Ella Jane Fitzgerald was born on April 25, 1917, in Newport News, Virginia. After a long career, that included 13 Grammy Awards, countless Downbeat Jazz Awards, the Kennedy Center Honors, the Presidential Medal of Freedom and the National Medal of the Arts (and many, many others), Ella performed her last concert at Carnegie Hall in 1991. She passed away in her Beverly Hills home on June 15, 1996 due to complications from Diabetes.
A mainstay on the vibrant New York Jazz scene and the finest clubs and concert halls around the world, Champian Fulton she has performed with musical royalty such as Lou Donaldson, Frank Wess, Eric Alexander, Buster Williams, and Louis Hayes. From New York to Barcelona, Champian’s swinging style and charismatic performances have made her a guardian of the legacy of Jazz. Jazz education is also a concern near and dear to Champian’s heart, having been inspired by the late Great Clark Terry’s tireless advocacy for the perpetuation of the craft. Clark coached her on rehearsal techniques, performance etiquette, private teaching, and the business of the Jazz. She strives to impart this unique knowledge to students around the world. In addition to her involvement in the Litchfield Jazz Camp and the Rutgers Jazz Institute, Champian is an integral part of our Jazz Arts Academy faculty.
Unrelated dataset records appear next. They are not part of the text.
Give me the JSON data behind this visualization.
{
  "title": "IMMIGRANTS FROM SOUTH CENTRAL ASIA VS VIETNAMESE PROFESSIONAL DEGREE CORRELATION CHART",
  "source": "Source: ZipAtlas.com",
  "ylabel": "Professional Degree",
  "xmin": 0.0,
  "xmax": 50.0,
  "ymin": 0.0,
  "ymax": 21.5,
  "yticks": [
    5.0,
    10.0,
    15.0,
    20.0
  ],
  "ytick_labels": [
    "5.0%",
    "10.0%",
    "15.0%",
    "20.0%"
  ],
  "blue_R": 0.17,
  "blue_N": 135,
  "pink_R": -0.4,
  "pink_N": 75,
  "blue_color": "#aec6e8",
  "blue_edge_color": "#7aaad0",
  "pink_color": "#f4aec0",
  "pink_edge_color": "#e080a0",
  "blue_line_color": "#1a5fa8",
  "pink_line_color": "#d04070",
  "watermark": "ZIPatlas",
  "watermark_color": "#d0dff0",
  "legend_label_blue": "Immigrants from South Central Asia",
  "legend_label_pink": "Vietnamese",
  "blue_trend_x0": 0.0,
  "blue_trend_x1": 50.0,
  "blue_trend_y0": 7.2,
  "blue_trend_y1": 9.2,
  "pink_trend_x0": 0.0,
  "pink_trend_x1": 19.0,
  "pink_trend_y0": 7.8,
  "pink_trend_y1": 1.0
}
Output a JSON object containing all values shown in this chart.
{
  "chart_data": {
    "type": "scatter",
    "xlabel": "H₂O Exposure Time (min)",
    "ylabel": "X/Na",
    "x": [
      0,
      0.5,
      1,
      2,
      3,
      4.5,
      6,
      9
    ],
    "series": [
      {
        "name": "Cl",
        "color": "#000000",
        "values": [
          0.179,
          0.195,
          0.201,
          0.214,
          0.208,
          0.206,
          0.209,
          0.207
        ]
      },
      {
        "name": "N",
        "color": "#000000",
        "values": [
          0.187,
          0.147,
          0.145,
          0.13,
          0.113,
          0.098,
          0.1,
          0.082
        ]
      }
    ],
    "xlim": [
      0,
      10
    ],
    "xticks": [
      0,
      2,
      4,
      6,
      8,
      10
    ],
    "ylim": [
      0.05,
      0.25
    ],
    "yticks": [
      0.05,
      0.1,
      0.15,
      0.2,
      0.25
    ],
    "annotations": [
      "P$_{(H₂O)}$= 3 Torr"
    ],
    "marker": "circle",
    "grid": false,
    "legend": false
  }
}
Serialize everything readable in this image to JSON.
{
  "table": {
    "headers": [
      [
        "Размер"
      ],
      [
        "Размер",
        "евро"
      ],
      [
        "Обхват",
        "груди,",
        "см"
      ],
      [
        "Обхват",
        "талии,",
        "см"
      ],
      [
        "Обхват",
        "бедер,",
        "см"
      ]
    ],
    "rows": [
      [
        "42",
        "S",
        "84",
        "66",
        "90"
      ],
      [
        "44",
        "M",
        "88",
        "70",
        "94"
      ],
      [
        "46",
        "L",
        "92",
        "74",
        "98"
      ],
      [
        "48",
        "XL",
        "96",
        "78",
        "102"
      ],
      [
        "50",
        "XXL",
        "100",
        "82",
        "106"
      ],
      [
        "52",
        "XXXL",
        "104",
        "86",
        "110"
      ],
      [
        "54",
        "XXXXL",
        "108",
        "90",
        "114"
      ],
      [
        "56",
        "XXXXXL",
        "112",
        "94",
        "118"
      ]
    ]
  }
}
Here are some of Jazz Arts Project’s speakers from previous years:
- “The State of Jazz” Dorthaan Kirk and Sheila Anderson, two venerable personalities from WBGO Jazz 88.3
- “Jazz Jokes and Anecdotes” with Master Bassist and author Bill Crow
- “What A Wonderful World” Ricky Riccardi Project Archivist for the Louis Armstrong House Museum
- “Improvisation and Education with venerable saxophonist and Jazz Arts Academy instructor Bruce Williams
- “Mary Lou Williams – The First Lady of Jazz” with Vincent Pelote from the Institute of Jazz Studies
- “Jazz Clubs then and now” with veteran musician and club owner of Cecil’s jazz club Cecil Brooks III
- ‘From Russia with Love” with Russian born trumpet artist Valery Ponomarev
- “A Great Day In Harlem” discussing and showing of that historic film documentary film
- “Ragtime” with specialist and Eubie Blake Protege´ Terry Waldo
- The Quintessential Charlie Parker” with jazz historian, radio personality and raconteur Phil Schaap
- “Jazz and the American Culture” with Musician/ Educator/ Author – Warren Smith.
- The Ellington Mystique” with Duke Ellington’s grandson Edward Kennedy Ellington
- “Listen” with Ed Berger, Associate Director of The Institute of Jazz Studies at Rutgers University.